Under Pinochet’s iron-fist rule, 2,279 persons were murdered by state agents. Thousands disappeared. “It is best to remain silent and forget,” Pinochet said after his extradition from the UK and imprisonment. “It is the only thing to do: we must forget.”

No, disagrees Czech author Milan Kundera. “The struggle of man against power is the struggle of memory against forgetting,” he wrote in “The Book of Laughter and Forgetting”. Today’s battle for memory defines tomorrow for our grandchildren.

Forgetting seemed preferable to “uncovering the facts, giving the nameless dead their true names and decent burial and prosecuting the perpetrators,” Sociologist John Carroll, SJ told the 1999 Ateneo-Wisconsin University conference on “Memory, Truth Telling and the Pursuit of Justice. “The Philippines is a nation in denial”.
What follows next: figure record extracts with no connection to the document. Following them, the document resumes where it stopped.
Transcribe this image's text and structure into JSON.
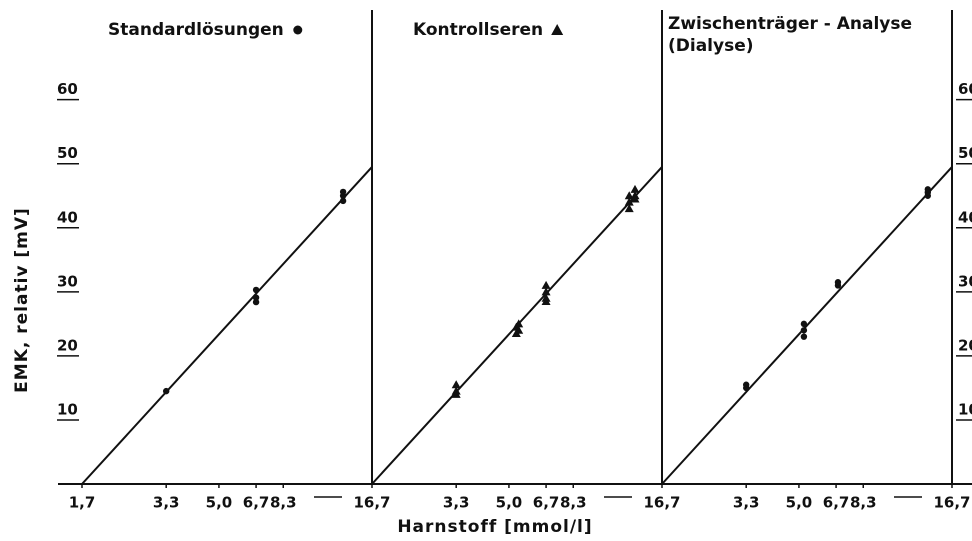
{
  "chart_data": [
    {
      "type": "scatter",
      "title": "Standardlösungen",
      "marker": "circle",
      "log_x": true,
      "y_label": "EMK, relativ  [mV]",
      "x": [
        3.3,
        6.7,
        6.7,
        6.7,
        13.3,
        13.3,
        13.3
      ],
      "values": [
        14.5,
        30.3,
        29.1,
        28.4,
        44.2,
        45,
        45.6
      ],
      "fit": {
        "x": [
          1.7,
          16.7
        ],
        "y": [
          0,
          49.5
        ]
      },
      "xlim": [
        1.7,
        16.7
      ],
      "xticks": [
        {
          "value": 1.7,
          "label": "1,7"
        },
        {
          "value": 3.3,
          "label": "3,3"
        },
        {
          "value": 5.0,
          "label": "5,0"
        },
        {
          "value": 6.7,
          "label": "6,7"
        },
        {
          "value": 8.3,
          "label": "8,3"
        },
        {
          "value": 16.7,
          "label": "16,7"
        }
      ],
      "ylim": [
        0,
        74
      ],
      "yticks": [
        10,
        20,
        30,
        40,
        50,
        60
      ],
      "y_side": "left"
    },
    {
      "type": "scatter",
      "title": "Kontrollseren",
      "marker": "triangle",
      "log_x": true,
      "x_label": "Harnstoff  [mmol/l]",
      "x": [
        3.3,
        3.3,
        3.3,
        5.3,
        5.3,
        5.4,
        5.4,
        6.7,
        6.7,
        6.7,
        6.7,
        12.9,
        12.9,
        12.9,
        13.5,
        13.5,
        13.5
      ],
      "values": [
        14,
        14.5,
        15.5,
        24.5,
        23.5,
        25,
        24,
        31,
        30,
        29,
        28.5,
        44,
        43,
        45,
        45,
        46,
        44.5
      ],
      "fit": {
        "x": [
          1.7,
          16.7
        ],
        "y": [
          0,
          49.5
        ]
      },
      "xlim": [
        1.7,
        16.7
      ],
      "xticks": [
        {
          "value": 3.3,
          "label": "3,3"
        },
        {
          "value": 5.0,
          "label": "5,0"
        },
        {
          "value": 6.7,
          "label": "6,7"
        },
        {
          "value": 8.3,
          "label": "8,3"
        },
        {
          "value": 16.7,
          "label": "16,7"
        }
      ],
      "ylim": [
        0,
        74
      ]
    },
    {
      "type": "scatter",
      "title": "Zwischenträger - Analyse",
      "subtitle": "(Dialyse)",
      "marker": "circle",
      "log_x": true,
      "x": [
        3.3,
        3.3,
        5.2,
        5.2,
        5.2,
        6.8,
        6.8,
        13.8,
        13.8,
        13.8
      ],
      "values": [
        15,
        15.5,
        25,
        23,
        24,
        31,
        31.5,
        45,
        45.5,
        46
      ],
      "fit": {
        "x": [
          1.7,
          16.7
        ],
        "y": [
          0,
          49.5
        ]
      },
      "xlim": [
        1.7,
        16.7
      ],
      "xticks": [
        {
          "value": 3.3,
          "label": "3,3"
        },
        {
          "value": 5.0,
          "label": "5,0"
        },
        {
          "value": 6.7,
          "label": "6,7"
        },
        {
          "value": 8.3,
          "label": "8,3"
        },
        {
          "value": 16.7,
          "label": "16,7"
        }
      ],
      "ylim": [
        0,
        74
      ],
      "yticks": [
        10,
        20,
        30,
        40,
        50,
        60
      ],
      "y_side": "right"
    }
  ]
}
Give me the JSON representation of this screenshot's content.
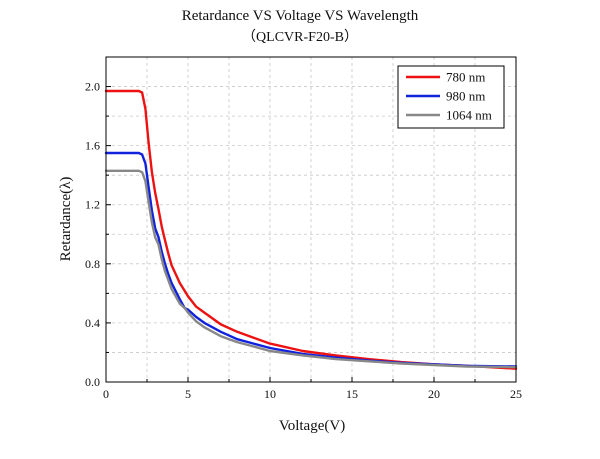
{
  "chart_data": {
    "type": "line",
    "title": "Retardance VS Voltage VS Wavelength",
    "subtitle": "（QLCVR-F20-B）",
    "xlabel": "Voltage(V)",
    "ylabel": "Retardance(λ)",
    "xlim": [
      0,
      25
    ],
    "ylim": [
      0,
      2.2
    ],
    "x_ticks": [
      "0",
      "5",
      "10",
      "15",
      "20",
      "25"
    ],
    "y_ticks": [
      "0.0",
      "0.4",
      "0.8",
      "1.2",
      "1.6",
      "2.0"
    ],
    "grid": true,
    "legend": "top-right",
    "series": [
      {
        "name": "780 nm",
        "color": "#ee1111",
        "x": [
          0,
          1,
          2,
          2.2,
          2.4,
          2.6,
          2.8,
          3.0,
          3.2,
          3.4,
          3.6,
          3.8,
          4.0,
          4.5,
          5.0,
          5.5,
          6,
          7,
          8,
          9,
          10,
          12,
          14,
          16,
          18,
          20,
          22,
          25
        ],
        "y": [
          1.97,
          1.97,
          1.97,
          1.96,
          1.85,
          1.62,
          1.42,
          1.28,
          1.17,
          1.05,
          0.96,
          0.87,
          0.79,
          0.67,
          0.58,
          0.51,
          0.47,
          0.39,
          0.34,
          0.3,
          0.26,
          0.21,
          0.18,
          0.155,
          0.135,
          0.12,
          0.11,
          0.09
        ]
      },
      {
        "name": "980 nm",
        "color": "#1122dd",
        "x": [
          0,
          1,
          2,
          2.2,
          2.4,
          2.6,
          2.8,
          3.0,
          3.2,
          3.4,
          3.6,
          3.8,
          4.0,
          4.5,
          4.8,
          5.0,
          5.5,
          6,
          7,
          8,
          9,
          10,
          12,
          14,
          16,
          18,
          20,
          22,
          25
        ],
        "y": [
          1.55,
          1.55,
          1.55,
          1.54,
          1.48,
          1.32,
          1.16,
          1.04,
          0.98,
          0.88,
          0.8,
          0.73,
          0.67,
          0.56,
          0.5,
          0.49,
          0.44,
          0.4,
          0.34,
          0.29,
          0.26,
          0.23,
          0.19,
          0.165,
          0.145,
          0.13,
          0.12,
          0.11,
          0.105
        ]
      },
      {
        "name": "1064 nm",
        "color": "#888888",
        "x": [
          0,
          1,
          2,
          2.2,
          2.4,
          2.6,
          2.8,
          3.0,
          3.2,
          3.4,
          3.6,
          3.8,
          4.0,
          4.5,
          4.8,
          5.0,
          5.5,
          6,
          7,
          8,
          9,
          10,
          12,
          14,
          16,
          18,
          20,
          22,
          25
        ],
        "y": [
          1.43,
          1.43,
          1.43,
          1.42,
          1.36,
          1.22,
          1.08,
          0.98,
          0.93,
          0.83,
          0.75,
          0.69,
          0.63,
          0.53,
          0.5,
          0.47,
          0.41,
          0.37,
          0.31,
          0.27,
          0.24,
          0.21,
          0.18,
          0.155,
          0.14,
          0.125,
          0.115,
          0.105,
          0.1
        ]
      }
    ]
  }
}
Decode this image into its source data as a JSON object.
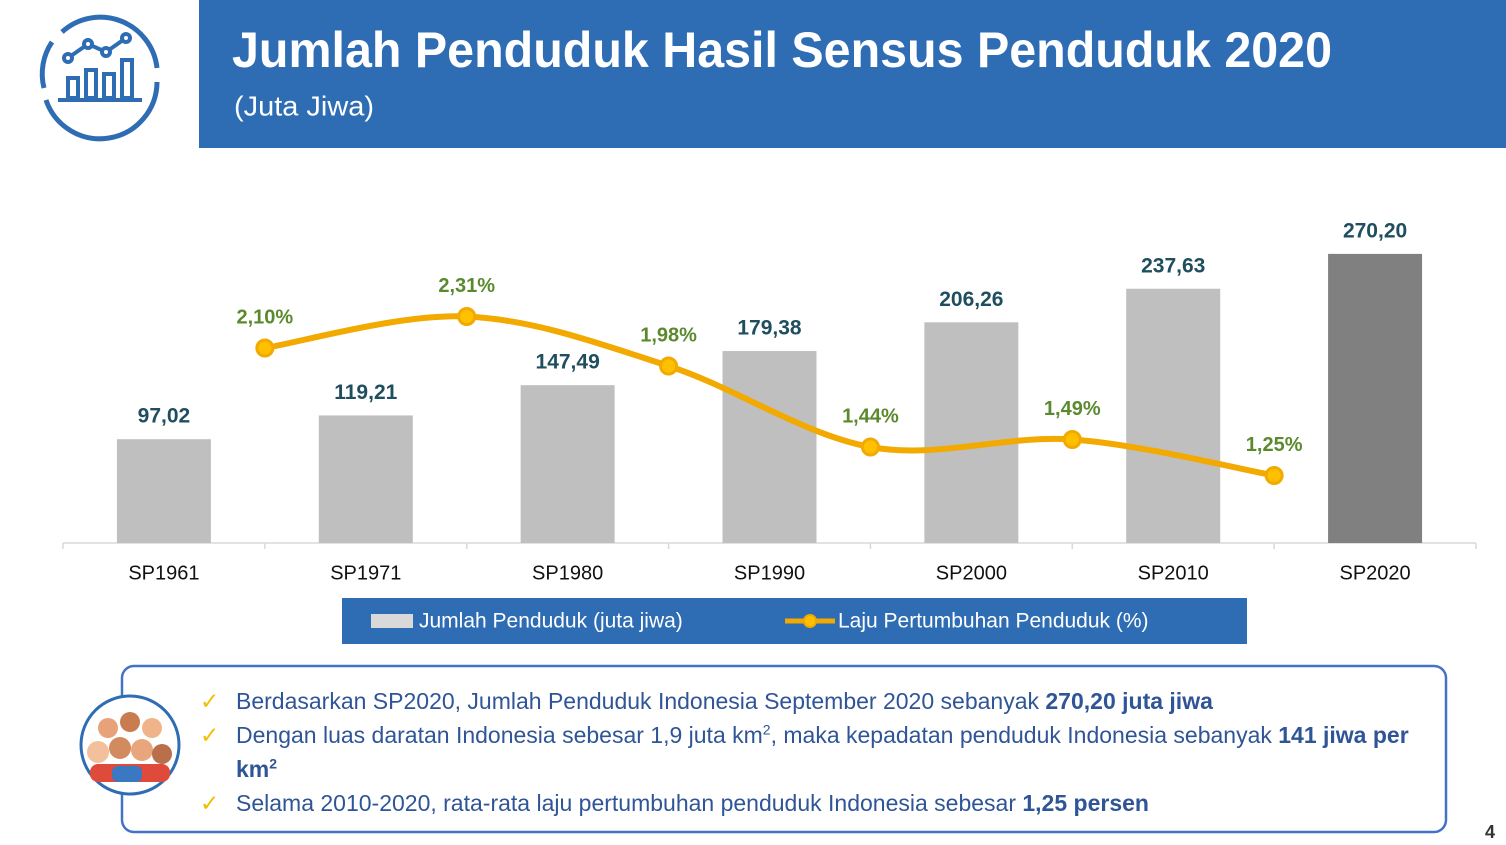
{
  "header": {
    "title": "Jumlah Penduduk Hasil Sensus Penduduk 2020",
    "subtitle": "(Juta Jiwa)"
  },
  "chart_data": {
    "type": "bar",
    "categories": [
      "SP1961",
      "SP1971",
      "SP1980",
      "SP1990",
      "SP2000",
      "SP2010",
      "SP2020"
    ],
    "series": [
      {
        "name": "Jumlah Penduduk (juta jiwa)",
        "type": "bar",
        "colors": [
          "#bfbfbf",
          "#bfbfbf",
          "#bfbfbf",
          "#bfbfbf",
          "#bfbfbf",
          "#bfbfbf",
          "#808080"
        ],
        "label_color": "#1f4e5f",
        "values": [
          97.02,
          119.21,
          147.49,
          179.38,
          206.26,
          237.63,
          270.2
        ],
        "value_labels": [
          "97,02",
          "119,21",
          "147,49",
          "179,38",
          "206,26",
          "237,63",
          "270,20"
        ]
      },
      {
        "name": "Laju Pertumbuhan Penduduk (%)",
        "type": "line",
        "axis": "y2",
        "color": "#f2a900",
        "marker_color": "#ffc000",
        "label_color": "#5b8a2e",
        "values": [
          null,
          2.1,
          2.31,
          1.98,
          1.44,
          1.49,
          1.25
        ],
        "value_labels": [
          null,
          "2,10%",
          "2,31%",
          "1,98%",
          "1,44%",
          "1,49%",
          "1,25%"
        ]
      }
    ],
    "ylim": [
      0,
      300
    ],
    "y2lim": [
      0.8,
      2.94
    ],
    "legend": "bottom"
  },
  "notes": [
    [
      {
        "text": "Berdasarkan SP2020, Jumlah Penduduk Indonesia September 2020 sebanyak "
      },
      {
        "text": "270,20 juta jiwa",
        "bold": true
      }
    ],
    [
      {
        "text": "Dengan luas daratan Indonesia sebesar 1,9 juta km"
      },
      {
        "text": "2",
        "sup": true
      },
      {
        "text": ", maka kepadatan penduduk Indonesia sebanyak "
      },
      {
        "text": "141 jiwa per km",
        "bold": true
      },
      {
        "text": "2",
        "bold": true,
        "sup": true
      }
    ],
    [
      {
        "text": "Selama 2010-2020, rata-rata laju pertumbuhan penduduk Indonesia sebesar "
      },
      {
        "text": "1,25 persen",
        "bold": true
      }
    ]
  ],
  "page_number": "4"
}
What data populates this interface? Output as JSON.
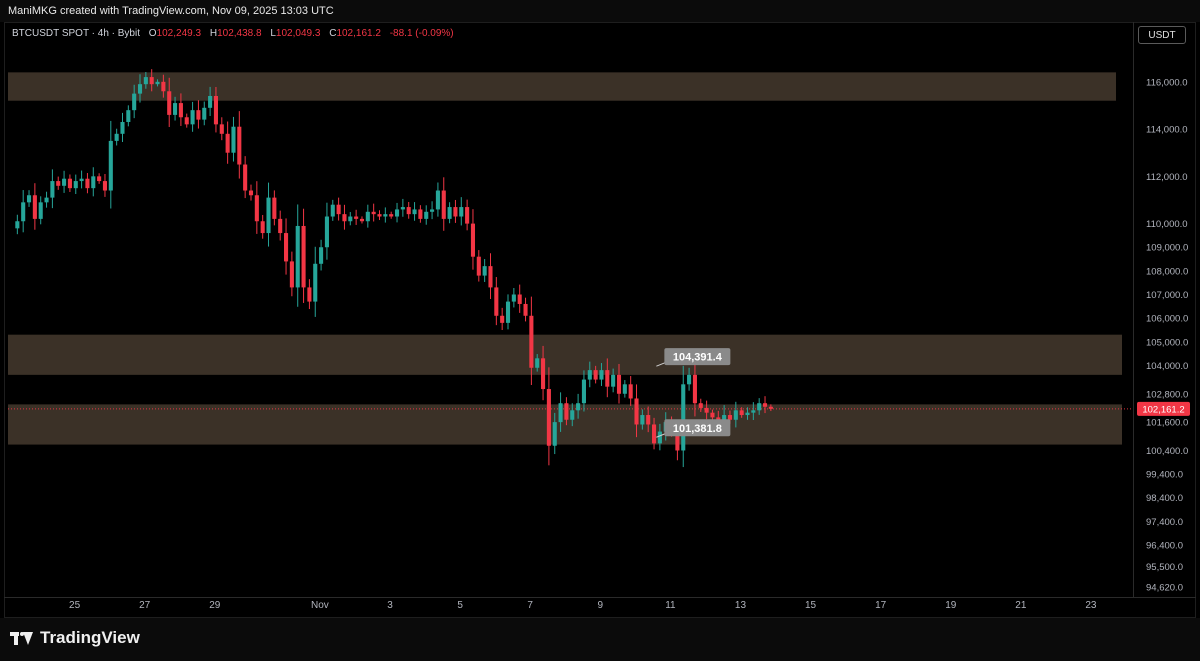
{
  "header": {
    "credit": "ManiMKG created with TradingView.com, Nov 09, 2025 13:03 UTC"
  },
  "legend": {
    "symbol": "BTCUSDT SPOT · 4h · Bybit",
    "open_label": "O",
    "open": "102,249.3",
    "high_label": "H",
    "high": "102,438.8",
    "low_label": "L",
    "low": "102,049.3",
    "close_label": "C",
    "close": "102,161.2",
    "change": "-88.1 (-0.09%)"
  },
  "currency_button": "USDT",
  "footer": {
    "brand": "TradingView"
  },
  "colors": {
    "up": "#26a69a",
    "down": "#f23645",
    "zone": "#3b3127",
    "background": "#000000",
    "price_tag": "#f23645",
    "callout": "#8a8a8a"
  },
  "chart_data": {
    "type": "candlestick",
    "title": "",
    "xlabel": "",
    "ylabel": "",
    "ylim": [
      94200,
      117600
    ],
    "y_ticks": [
      "116,000.0",
      "114,000.0",
      "112,000.0",
      "110,000.0",
      "109,000.0",
      "108,000.0",
      "107,000.0",
      "106,000.0",
      "105,000.0",
      "104,000.0",
      "102,800.0",
      "101,600.0",
      "100,400.0",
      "99,400.0",
      "98,400.0",
      "97,400.0",
      "96,400.0",
      "95,500.0",
      "94,620.0"
    ],
    "y_tick_values": [
      116000,
      114000,
      112000,
      110000,
      109000,
      108000,
      107000,
      106000,
      105000,
      104000,
      102800,
      101600,
      100400,
      99400,
      98400,
      97400,
      96400,
      95500,
      94620
    ],
    "x_ticks": [
      "25",
      "27",
      "29",
      "Nov",
      "3",
      "5",
      "7",
      "9",
      "11",
      "13",
      "15",
      "17",
      "19",
      "21",
      "23"
    ],
    "x_tick_days": [
      -7,
      -5,
      -3,
      0,
      2,
      4,
      6,
      8,
      10,
      12,
      14,
      16,
      18,
      20,
      22
    ],
    "x_range_days": [
      -8.9,
      23.2
    ],
    "zones": [
      {
        "from": 115200,
        "to": 116400
      },
      {
        "from": 103600,
        "to": 105300
      },
      {
        "from": 100650,
        "to": 102350
      }
    ],
    "current_price": {
      "value": 102161.2,
      "label": "102,161.2"
    },
    "callouts": [
      {
        "day": 9.6,
        "value": 104391.4,
        "label": "104,391.4"
      },
      {
        "day": 9.6,
        "value": 101381.8,
        "label": "101,381.8"
      }
    ],
    "candle_closes": [
      109800,
      110100,
      110900,
      111200,
      110200,
      110900,
      111100,
      111800,
      111600,
      111900,
      111500,
      111800,
      111900,
      111500,
      112000,
      111800,
      111400,
      113500,
      113800,
      114300,
      114800,
      115500,
      115900,
      116200,
      115900,
      116000,
      115600,
      114600,
      115100,
      114500,
      114200,
      114800,
      114400,
      114900,
      115400,
      114200,
      113800,
      113000,
      114100,
      112500,
      111400,
      111200,
      110100,
      109600,
      111100,
      110200,
      109600,
      108400,
      107300,
      109900,
      107300,
      106700,
      108300,
      109000,
      110300,
      110800,
      110400,
      110100,
      110300,
      110200,
      110100,
      110500,
      110400,
      110300,
      110400,
      110300,
      110600,
      110700,
      110400,
      110600,
      110200,
      110500,
      110600,
      111400,
      110200,
      110700,
      110300,
      110700,
      110000,
      108600,
      107800,
      108200,
      107300,
      106100,
      105800,
      106700,
      107000,
      106600,
      106100,
      103900,
      104300,
      103000,
      100600,
      101600,
      102400,
      101700,
      102100,
      102400,
      103400,
      103800,
      103400,
      103800,
      103100,
      103600,
      102800,
      103200,
      102600,
      101500,
      101900,
      101500,
      100700,
      101200,
      101600,
      101200,
      100400,
      103200,
      103600,
      102400,
      102200,
      102000,
      101800,
      101500,
      101900,
      101700,
      102100,
      101900,
      102000,
      102100,
      102400,
      102250,
      102161
    ],
    "candle_start_day": -8.8,
    "candle_step_day": 0.16667
  }
}
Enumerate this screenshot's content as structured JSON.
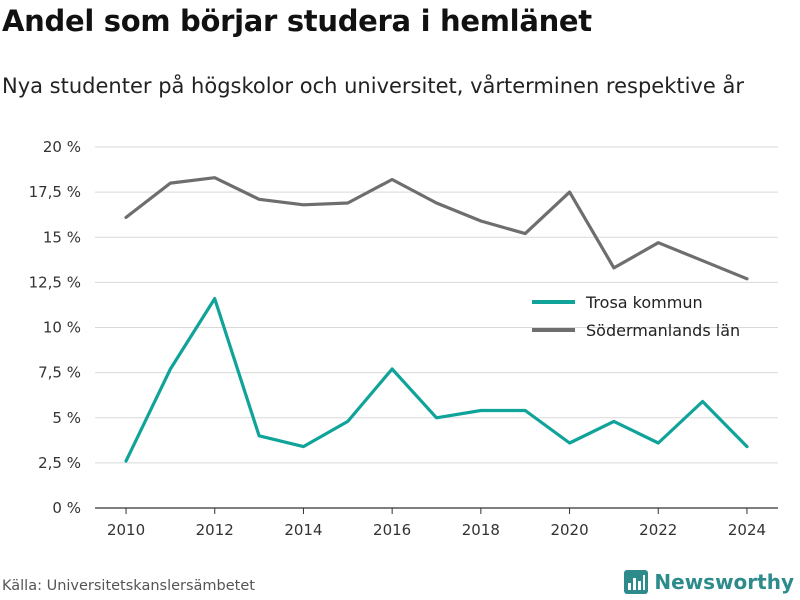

Of 5,000 cases for World War II collaboration filed with the People’s Court, 156 were convicted. “(It) created the impression that there was no real difference between patriots or traitors. Or that it was not the worth the effort to sort them out.” None of the Marcoses or coup artists were penalized. Instead, they became political or economic kingpins.

Punishment is not a matter of revenge or even justice, Fr Carroll wrote. It is the community rising to reaffirm values seriously violated. “Not to react as a community would be to reduce a community’s values or “common conscience” to personal preference — and invite collapse.

In the Philippines, willingness to forget massive Marcos crimes reflects weakness of ‘common conscience, he added. “Unless, the nation rises up to vindicate and reaffirm those values, it may be condemned to wander forever in the wilderness of valueless power plays of the elite.”